En 2023, 196 Nord-Coréens ont réussi à franchir la frontière ultra-surveillée de leur pays pour rallier la Corée du Sud. Mais cette année-là, un Américain a décidé de faire le chemin inverse et de chercher refuge en Corée du Nord. Pour ce trajet peu commun, Travis King va passer devant une cour martiale, vendredi 20 septembre, à Fort Bliss au Texas. Il est poursuivi par l’armée américaine pour 14 infractions, dont la désertion.

Le périple débute en juillet 2023. Le soldat de deuxième classe Travis King vient de sortir de prison en Corée du Sud, après près de deux mois d’enfermement. Il avait frappé un Coréen dans un bar puis « donné des coups de pied répétés » dans une voiture de police avant d’insulter les agents qui tentaient de l’appréhender.

Le soldat de 23 ans, qui doit être renvoyé aux États-Unis en vue d’une audience disciplinaire sur une base de l’armée américaine, se rend à l’aéroport de Séoul. Et disparaît. « À la porte d’embarquement, il a approché un membre d’American Airlines et dit que son passeport avait disparu, pour pouvoir quitter la salle des départs », avait expliqué un responsable de l’aéroport au Korea Times.

Deux mois en Corée du Nord

Travis King quitte l’aéroport et se rend dans la zone démilitarisée qui sépare les deux Corées. Il se mêle à un groupe de touristes avant de se mettre à courir et de franchir la frontière. Arrêté par les autorités nord-coréennes, il est d’abord brandi comme porte-étendard par Pyongyang, de la même façon que l’avait été avant lui Charles Jenkins, un autre militaire américain fuyant la guerre du Vietnam en 1965.

Pour la Corée du Nord, la décision de Travis King aurait été une réponse à de « mauvais traitements et à la discrimination raciale au sein de l’armée américaine ». Ce dernier aurait « exprimé sa volonté de chercher refuge (en Corée du Nord ou) dans un pays tiers, se disant déçu par l’inégalité de la société américaine ».

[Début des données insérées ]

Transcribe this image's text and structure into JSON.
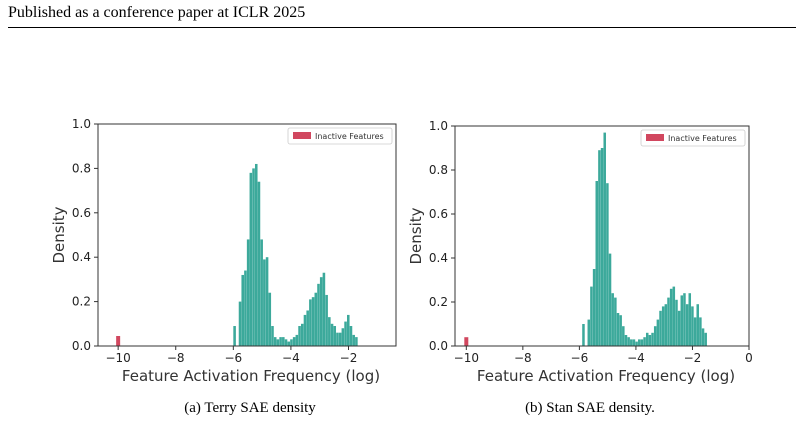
{
  "page_header": "Published as a conference paper at ICLR 2025",
  "captions": [
    "(a) Terry SAE density",
    "(b) Stan SAE density."
  ],
  "colors": {
    "active": "#3ca99b",
    "inactive": "#d1475f"
  },
  "chart_data": [
    {
      "type": "bar",
      "xlabel": "Feature Activation Frequency (log)",
      "ylabel": "Density",
      "xlim": [
        -10.7,
        -0.35
      ],
      "ylim": [
        0,
        1.0
      ],
      "xticks": [
        -10,
        -8,
        -6,
        -4,
        -2
      ],
      "xtick_labels": [
        "−10",
        "−8",
        "−6",
        "−4",
        "−2"
      ],
      "yticks": [
        0.0,
        0.2,
        0.4,
        0.6,
        0.8,
        1.0
      ],
      "ytick_labels": [
        "0.0",
        "0.2",
        "0.4",
        "0.6",
        "0.8",
        "1.0"
      ],
      "legend": {
        "label": "Inactive Features",
        "position": "top-right"
      },
      "bin_width": 0.094,
      "inactive": {
        "x": -10.0,
        "density": 0.045
      },
      "active_start": -6.0,
      "active_density": [
        0.09,
        0.0,
        0.2,
        0.32,
        0.34,
        0.48,
        0.78,
        0.8,
        0.82,
        0.74,
        0.48,
        0.39,
        0.4,
        0.24,
        0.09,
        0.04,
        0.03,
        0.04,
        0.04,
        0.03,
        0.02,
        0.03,
        0.04,
        0.05,
        0.09,
        0.1,
        0.14,
        0.16,
        0.21,
        0.22,
        0.24,
        0.28,
        0.31,
        0.33,
        0.23,
        0.13,
        0.1,
        0.09,
        0.06,
        0.06,
        0.08,
        0.11,
        0.14,
        0.09,
        0.05,
        0.04
      ]
    },
    {
      "type": "bar",
      "xlabel": "Feature Activation Frequency (log)",
      "ylabel": "Density",
      "xlim": [
        -10.4,
        0.0
      ],
      "ylim": [
        0,
        1.0
      ],
      "xticks": [
        -10,
        -8,
        -6,
        -4,
        -2,
        0
      ],
      "xtick_labels": [
        "−10",
        "−8",
        "−6",
        "−4",
        "−2",
        "0"
      ],
      "yticks": [
        0.0,
        0.2,
        0.4,
        0.6,
        0.8,
        1.0
      ],
      "ytick_labels": [
        "0.0",
        "0.2",
        "0.4",
        "0.6",
        "0.8",
        "1.0"
      ],
      "legend": {
        "label": "Inactive Features",
        "position": "top-right"
      },
      "bin_width": 0.094,
      "inactive": {
        "x": -10.0,
        "density": 0.04
      },
      "active_start": -5.9,
      "active_density": [
        0.1,
        0.0,
        0.12,
        0.27,
        0.35,
        0.75,
        0.89,
        0.9,
        0.97,
        0.74,
        0.42,
        0.24,
        0.22,
        0.15,
        0.14,
        0.09,
        0.05,
        0.04,
        0.03,
        0.03,
        0.02,
        0.03,
        0.03,
        0.04,
        0.06,
        0.05,
        0.06,
        0.09,
        0.12,
        0.16,
        0.18,
        0.19,
        0.22,
        0.26,
        0.27,
        0.21,
        0.16,
        0.23,
        0.24,
        0.19,
        0.24,
        0.18,
        0.13,
        0.19,
        0.13,
        0.08,
        0.06
      ]
    }
  ]
}
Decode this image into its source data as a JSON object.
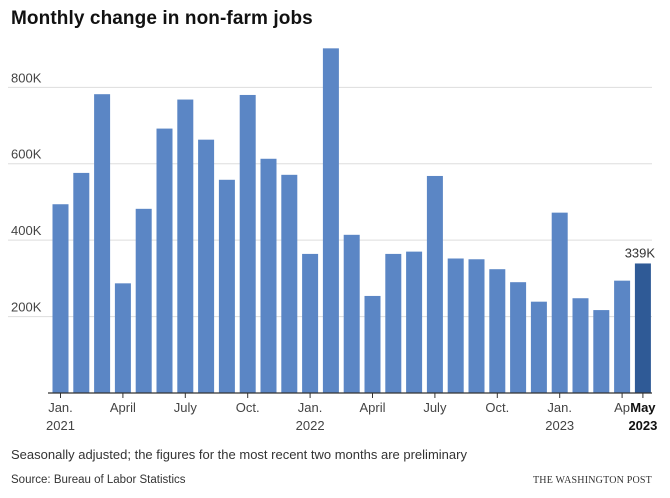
{
  "title": "Monthly change in non-farm jobs",
  "note": "Seasonally adjusted; the figures for the most recent two months are preliminary",
  "source": "Source: Bureau of Labor Statistics",
  "credit": "THE WASHINGTON POST",
  "colors": {
    "bar": "#5b86c5",
    "highlight": "#2f5a96",
    "grid": "#dddddd",
    "axis": "#333333"
  },
  "chart_data": {
    "type": "bar",
    "ylim": [
      0,
      950000
    ],
    "yticks": [
      200000,
      400000,
      600000,
      800000
    ],
    "ytick_labels": [
      "200K",
      "400K",
      "600K",
      "800K"
    ],
    "grid": true,
    "categories": [
      "Jan. 2021",
      "Feb. 2021",
      "Mar. 2021",
      "Apr. 2021",
      "May 2021",
      "Jun. 2021",
      "Jul. 2021",
      "Aug. 2021",
      "Sep. 2021",
      "Oct. 2021",
      "Nov. 2021",
      "Dec. 2021",
      "Jan. 2022",
      "Feb. 2022",
      "Mar. 2022",
      "Apr. 2022",
      "May 2022",
      "Jun. 2022",
      "Jul. 2022",
      "Aug. 2022",
      "Sep. 2022",
      "Oct. 2022",
      "Nov. 2022",
      "Dec. 2022",
      "Jan. 2023",
      "Feb. 2023",
      "Mar. 2023",
      "Apr. 2023",
      "May 2023"
    ],
    "values": [
      494000,
      576000,
      782000,
      287000,
      482000,
      692000,
      768000,
      663000,
      558000,
      780000,
      613000,
      571000,
      364000,
      902000,
      414000,
      254000,
      364000,
      370000,
      568000,
      352000,
      350000,
      324000,
      290000,
      239000,
      472000,
      248000,
      217000,
      294000,
      339000
    ],
    "highlight_index": 28,
    "highlight_label": "339K",
    "xtick_labels": [
      {
        "index": 0,
        "line1": "Jan.",
        "line2": "2021",
        "bold": false
      },
      {
        "index": 3,
        "line1": "April",
        "line2": "",
        "bold": false
      },
      {
        "index": 6,
        "line1": "July",
        "line2": "",
        "bold": false
      },
      {
        "index": 9,
        "line1": "Oct.",
        "line2": "",
        "bold": false
      },
      {
        "index": 12,
        "line1": "Jan.",
        "line2": "2022",
        "bold": false
      },
      {
        "index": 15,
        "line1": "April",
        "line2": "",
        "bold": false
      },
      {
        "index": 18,
        "line1": "July",
        "line2": "",
        "bold": false
      },
      {
        "index": 21,
        "line1": "Oct.",
        "line2": "",
        "bold": false
      },
      {
        "index": 24,
        "line1": "Jan.",
        "line2": "2023",
        "bold": false
      },
      {
        "index": 27,
        "line1": "Ap",
        "line2": "",
        "bold": false
      },
      {
        "index": 28,
        "line1": "May",
        "line2": "2023",
        "bold": true
      }
    ]
  }
}
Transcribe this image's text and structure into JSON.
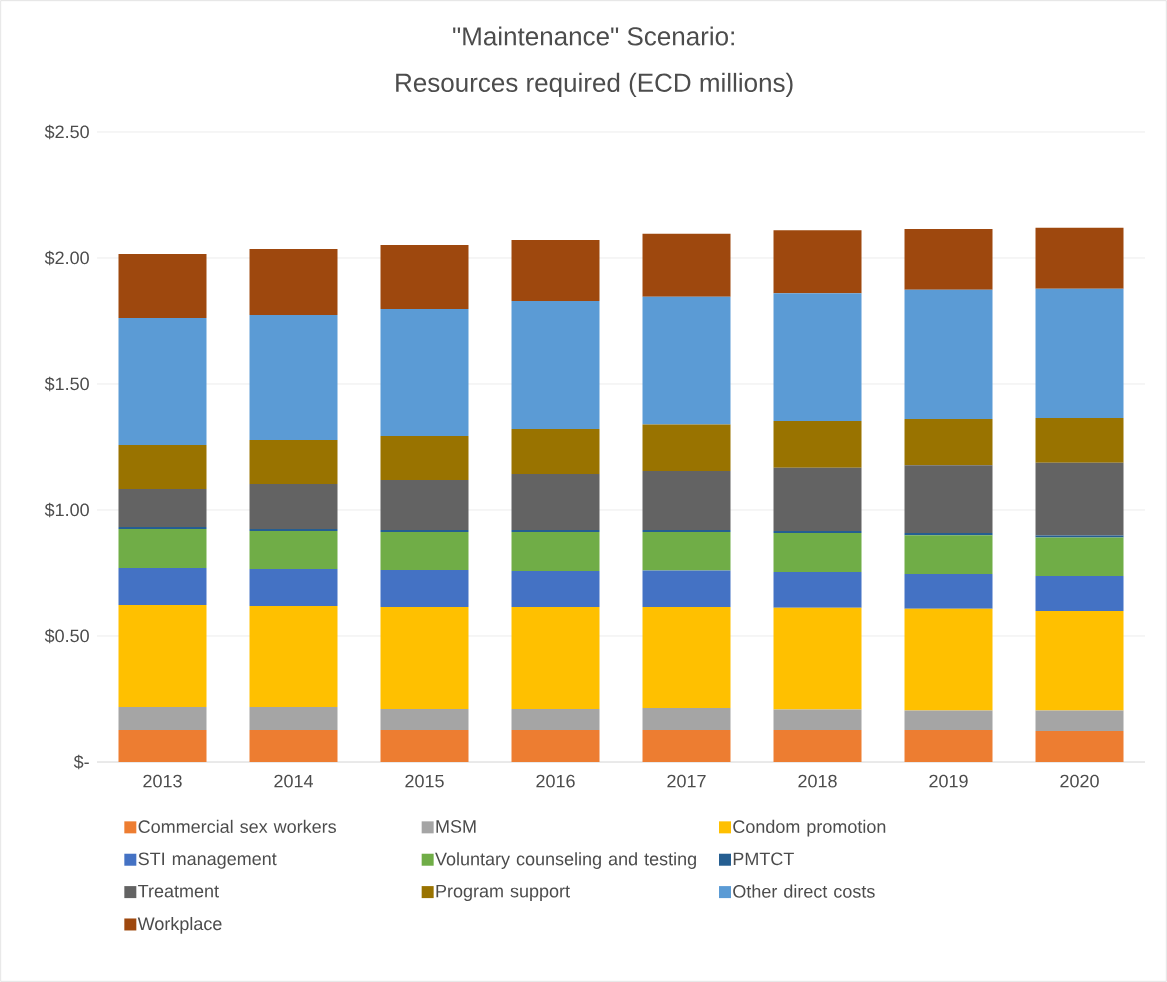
{
  "chart_data": {
    "type": "bar",
    "stacked": true,
    "title": "\"Maintenance\" Scenario:",
    "subtitle": "Resources required (ECD millions)",
    "categories": [
      "2013",
      "2014",
      "2015",
      "2016",
      "2017",
      "2018",
      "2019",
      "2020"
    ],
    "series": [
      {
        "name": "Commercial sex workers",
        "color": "#ed7d31",
        "values": [
          0.127,
          0.127,
          0.127,
          0.127,
          0.127,
          0.127,
          0.127,
          0.123
        ]
      },
      {
        "name": "MSM",
        "color": "#a5a5a5",
        "values": [
          0.091,
          0.091,
          0.083,
          0.083,
          0.087,
          0.081,
          0.077,
          0.081
        ]
      },
      {
        "name": "Condom promotion",
        "color": "#ffc000",
        "values": [
          0.405,
          0.401,
          0.405,
          0.405,
          0.401,
          0.404,
          0.404,
          0.395
        ]
      },
      {
        "name": "STI management",
        "color": "#4472c4",
        "values": [
          0.147,
          0.147,
          0.147,
          0.143,
          0.145,
          0.142,
          0.138,
          0.139
        ]
      },
      {
        "name": "Voluntary counseling and testing",
        "color": "#70ad47",
        "values": [
          0.155,
          0.151,
          0.151,
          0.155,
          0.153,
          0.155,
          0.154,
          0.153
        ]
      },
      {
        "name": "PMTCT",
        "color": "#255e91",
        "values": [
          0.008,
          0.008,
          0.008,
          0.008,
          0.008,
          0.008,
          0.009,
          0.008
        ]
      },
      {
        "name": "Treatment",
        "color": "#636363",
        "values": [
          0.15,
          0.178,
          0.198,
          0.222,
          0.234,
          0.251,
          0.269,
          0.288
        ]
      },
      {
        "name": "Program support",
        "color": "#997300",
        "values": [
          0.175,
          0.175,
          0.175,
          0.178,
          0.184,
          0.185,
          0.183,
          0.178
        ]
      },
      {
        "name": "Other direct costs",
        "color": "#5b9bd5",
        "values": [
          0.504,
          0.496,
          0.504,
          0.508,
          0.507,
          0.507,
          0.513,
          0.513
        ]
      },
      {
        "name": "Workplace",
        "color": "#9e480e",
        "values": [
          0.254,
          0.262,
          0.254,
          0.242,
          0.25,
          0.25,
          0.241,
          0.242
        ]
      }
    ],
    "ylim": [
      0,
      2.5
    ],
    "yticks": [
      {
        "value": 0,
        "label": "$-"
      },
      {
        "value": 0.5,
        "label": "$0.50"
      },
      {
        "value": 1.0,
        "label": "$1.00"
      },
      {
        "value": 1.5,
        "label": "$1.50"
      },
      {
        "value": 2.0,
        "label": "$2.00"
      },
      {
        "value": 2.5,
        "label": "$2.50"
      }
    ],
    "grid": "y",
    "legend": "bottom"
  }
}
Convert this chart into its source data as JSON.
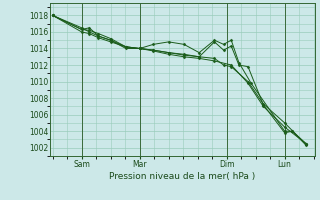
{
  "background_color": "#cce8e8",
  "grid_color": "#99ccbb",
  "line_color": "#1a5c1a",
  "marker_color": "#1a5c1a",
  "xlabel": "Pression niveau de la mer( hPa )",
  "ylabel_ticks": [
    1002,
    1004,
    1006,
    1008,
    1010,
    1012,
    1014,
    1016,
    1018
  ],
  "ylim": [
    1001.0,
    1019.5
  ],
  "xlim": [
    -0.1,
    8.6
  ],
  "xtick_positions": [
    0.95,
    2.85,
    5.7,
    7.6
  ],
  "xtick_labels": [
    "Sam",
    "Mar",
    "Dim",
    "Lun"
  ],
  "vline_positions": [
    0.95,
    2.85,
    5.7,
    7.6
  ],
  "series": [
    {
      "x": [
        0.0,
        0.95,
        1.2,
        1.5,
        1.9,
        2.4,
        2.85,
        3.3,
        3.8,
        4.3,
        4.8,
        5.3,
        5.6,
        5.85,
        6.1,
        6.5,
        7.6,
        7.85,
        8.3
      ],
      "y": [
        1018.0,
        1016.3,
        1016.5,
        1015.5,
        1015.0,
        1014.2,
        1014.0,
        1014.5,
        1014.8,
        1014.5,
        1013.5,
        1015.0,
        1014.5,
        1015.0,
        1012.3,
        1009.8,
        1004.0,
        1004.0,
        1002.5
      ]
    },
    {
      "x": [
        0.0,
        0.95,
        1.2,
        1.5,
        1.9,
        2.4,
        2.85,
        3.3,
        3.8,
        4.3,
        4.8,
        5.3,
        5.6,
        5.85,
        6.1,
        6.4,
        6.9,
        7.6,
        7.85,
        8.3
      ],
      "y": [
        1018.0,
        1016.3,
        1016.2,
        1015.8,
        1015.2,
        1014.2,
        1014.0,
        1013.8,
        1013.5,
        1013.2,
        1013.0,
        1014.8,
        1013.8,
        1014.3,
        1012.0,
        1011.8,
        1007.2,
        1003.8,
        1004.0,
        1002.3
      ]
    },
    {
      "x": [
        0.0,
        0.95,
        1.2,
        1.5,
        1.9,
        2.4,
        2.85,
        3.3,
        3.8,
        4.3,
        4.8,
        5.3,
        5.6,
        5.85,
        6.4,
        6.9,
        7.6,
        8.3
      ],
      "y": [
        1018.0,
        1016.5,
        1016.0,
        1015.5,
        1015.0,
        1014.0,
        1014.0,
        1013.8,
        1013.5,
        1013.3,
        1013.0,
        1012.8,
        1012.0,
        1011.8,
        1010.0,
        1007.3,
        1005.0,
        1002.4
      ]
    },
    {
      "x": [
        0.0,
        0.95,
        1.2,
        1.5,
        1.9,
        2.4,
        2.85,
        3.3,
        3.8,
        4.3,
        4.8,
        5.3,
        5.85,
        6.4,
        6.9,
        7.6,
        8.3
      ],
      "y": [
        1018.0,
        1016.0,
        1015.8,
        1015.3,
        1014.8,
        1014.2,
        1014.0,
        1013.7,
        1013.3,
        1013.0,
        1012.8,
        1012.5,
        1012.0,
        1009.8,
        1007.0,
        1004.5,
        1002.5
      ]
    }
  ]
}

Les bras en apparence grands ouverts de l’État communiste se referment toutefois assez vite. Le 27 septembre 2023, sous escorte nord-coréenne, Travis King traverse le pont de l’Amitié sino-coréenne qui marque la frontière entre la Corée du Nord et la Chine. Il y est accueilli par l’ambassadeur américain en Chine, Nicholas Burns, puis regagne les États-Unis après un transit en Corée du Sud.

Si Pyongyang parle d’expulsion, les États-Unis évoquent plutôt une « intense séquence diplomatique » et remercient la Suède, qui aurait servi d’intermédiaire.

Inculpé de 14 infractions

Après avoir eu des ennuis avec la Corée du Sud puis la Corée du Nord, c’est bien le pays d’origine de Travis King qui entame des poursuites judiciaires contre le jeune soldat. Ce dernier est initialement poursuivi pour plusieurs infractions, dont la désertion, l’agression envers des camarades soldats et la sollicitation de pédopornographie.

Son avocat, Frank Rosenblatt, a finalement déclaré en août dernier que l’armée américaine l’avait inculpé de 14 infractions et qu’il plaiderait coupable pour cinq d’entre elles : la désertion, trois chefs d’accusation pour désobéissance à un officier et l’agression d’un sous-officier. En échange, l’armée devrait abandonner les autres poursuites.